After John Coltrane's death on July 17, 1967, Alice continued working with members of her husband's last group, including bassist Jimmy Garrison, saxophonists Pharoah Sanders and Carlos Ward, and drummer Rashied Ali. She began playing the harp and organ as well as piano, began utilizing Indian sitar, tamboura and tablas in the ensemble, and turned fully to Eastern cultures for inspiration. Her own recordings as a leader for Impulse! started out as small group settings, as on 1968's A Monastic Trio, 1969's Huntington Ashram Monastery, 1970's Ptah the El Daoud and 1971's Journey in Satchidananda, but they eventually developed into large scale productions with elaborate Stravinsky-esque string orchestrations, as on 1971's Universal Consciousness, 1972's World Galaxy and 1972's Lord of Lords. She also helped coordinate a number of posthumously released John Coltrane recordings in the early 1970s, especially Infinity with its psychedelic kaleidoscope album cover, and she recorded her own version of his A Love Supreme, complete with invocation from her Hindu guru. She also appears on McCoy Tyner's 1970 Blue Note album Extensions, Joe Henderson's 1973 Milestone album The Elements, and on Carlos Santana's 1974 Columbia album Illuniations. She moved from the Impulse! label to Warner Brothers in the mid-1970s and subsequently released Eternity in 1975, Radha-Krsna Nama Sankirtana and Transcendence in 1977, and Transfiguration in 1978.
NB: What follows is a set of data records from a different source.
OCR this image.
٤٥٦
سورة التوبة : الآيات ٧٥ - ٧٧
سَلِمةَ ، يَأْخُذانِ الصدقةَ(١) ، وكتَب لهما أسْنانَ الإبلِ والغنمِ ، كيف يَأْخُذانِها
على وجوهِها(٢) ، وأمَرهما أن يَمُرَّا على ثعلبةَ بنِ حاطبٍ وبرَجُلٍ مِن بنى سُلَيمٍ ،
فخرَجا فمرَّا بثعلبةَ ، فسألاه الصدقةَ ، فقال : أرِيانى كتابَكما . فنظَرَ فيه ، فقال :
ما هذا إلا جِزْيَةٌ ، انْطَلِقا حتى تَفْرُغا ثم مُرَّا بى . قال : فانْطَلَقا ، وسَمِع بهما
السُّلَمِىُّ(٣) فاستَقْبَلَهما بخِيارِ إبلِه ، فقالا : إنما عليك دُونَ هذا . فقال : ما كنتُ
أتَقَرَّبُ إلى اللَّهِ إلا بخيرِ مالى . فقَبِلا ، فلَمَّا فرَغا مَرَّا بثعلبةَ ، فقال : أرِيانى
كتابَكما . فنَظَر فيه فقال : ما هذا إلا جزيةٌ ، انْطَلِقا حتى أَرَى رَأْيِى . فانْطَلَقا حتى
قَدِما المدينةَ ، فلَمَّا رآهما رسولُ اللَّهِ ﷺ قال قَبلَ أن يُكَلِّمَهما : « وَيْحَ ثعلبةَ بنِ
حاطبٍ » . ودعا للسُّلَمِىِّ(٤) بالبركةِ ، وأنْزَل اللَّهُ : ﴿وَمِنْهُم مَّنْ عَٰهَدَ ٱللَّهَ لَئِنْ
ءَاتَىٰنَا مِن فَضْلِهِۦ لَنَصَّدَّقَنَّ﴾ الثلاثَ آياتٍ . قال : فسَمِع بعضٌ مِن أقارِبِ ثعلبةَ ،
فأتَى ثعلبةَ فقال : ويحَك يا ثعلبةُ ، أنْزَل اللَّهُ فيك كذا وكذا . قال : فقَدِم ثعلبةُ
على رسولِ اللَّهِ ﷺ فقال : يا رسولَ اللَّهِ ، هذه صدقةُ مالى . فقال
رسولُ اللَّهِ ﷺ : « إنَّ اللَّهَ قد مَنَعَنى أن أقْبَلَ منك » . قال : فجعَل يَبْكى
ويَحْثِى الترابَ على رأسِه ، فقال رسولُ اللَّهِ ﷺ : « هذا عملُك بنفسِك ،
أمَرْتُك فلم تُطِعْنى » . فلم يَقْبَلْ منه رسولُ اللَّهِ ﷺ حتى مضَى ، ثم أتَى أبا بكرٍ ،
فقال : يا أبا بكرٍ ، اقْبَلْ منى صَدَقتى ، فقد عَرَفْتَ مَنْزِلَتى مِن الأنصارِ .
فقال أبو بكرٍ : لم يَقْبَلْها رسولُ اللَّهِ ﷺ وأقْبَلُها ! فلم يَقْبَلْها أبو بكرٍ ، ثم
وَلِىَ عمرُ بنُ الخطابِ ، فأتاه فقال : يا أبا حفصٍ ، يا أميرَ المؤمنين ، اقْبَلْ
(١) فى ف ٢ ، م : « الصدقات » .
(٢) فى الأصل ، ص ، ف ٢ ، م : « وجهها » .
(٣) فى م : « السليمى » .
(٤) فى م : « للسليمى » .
In the later 1970s, Alice's music became highly infused with Hindu religious music, whole sides of her albums being devoted to arrangements of religious chants. She was a devotee of Swami Satchidananda, and eventually adopted the Hindu name of Turiya. In 1975 she formed the Vedanta Center in California as a center for her spiritual activities. In her spiritual life she is now a devotee of living Hindu saint Satya Sai Baba, and goes by the name Swamini Turiyasangitananda. In the 1980s and 1990s she made a number of recordings of devotional music that are not very widely distributed but are made available through the Avatar Book Institute out of California. In 1998 she emerged from jazz retirement to play a concert in New York City with her son Ravi's band, and in 2002 she performed with Ravi again in New York at a concert to celebrate the simultaneous release of Ashley Kahn's book A Love Supreme: The Story of John Coltrane's Signature Album and Verve's deluxe reissue of the album. And now Alice and Ravi document that collaboration on Translinear Light, Alice Coltrane's first studio recording in nearly 30 years.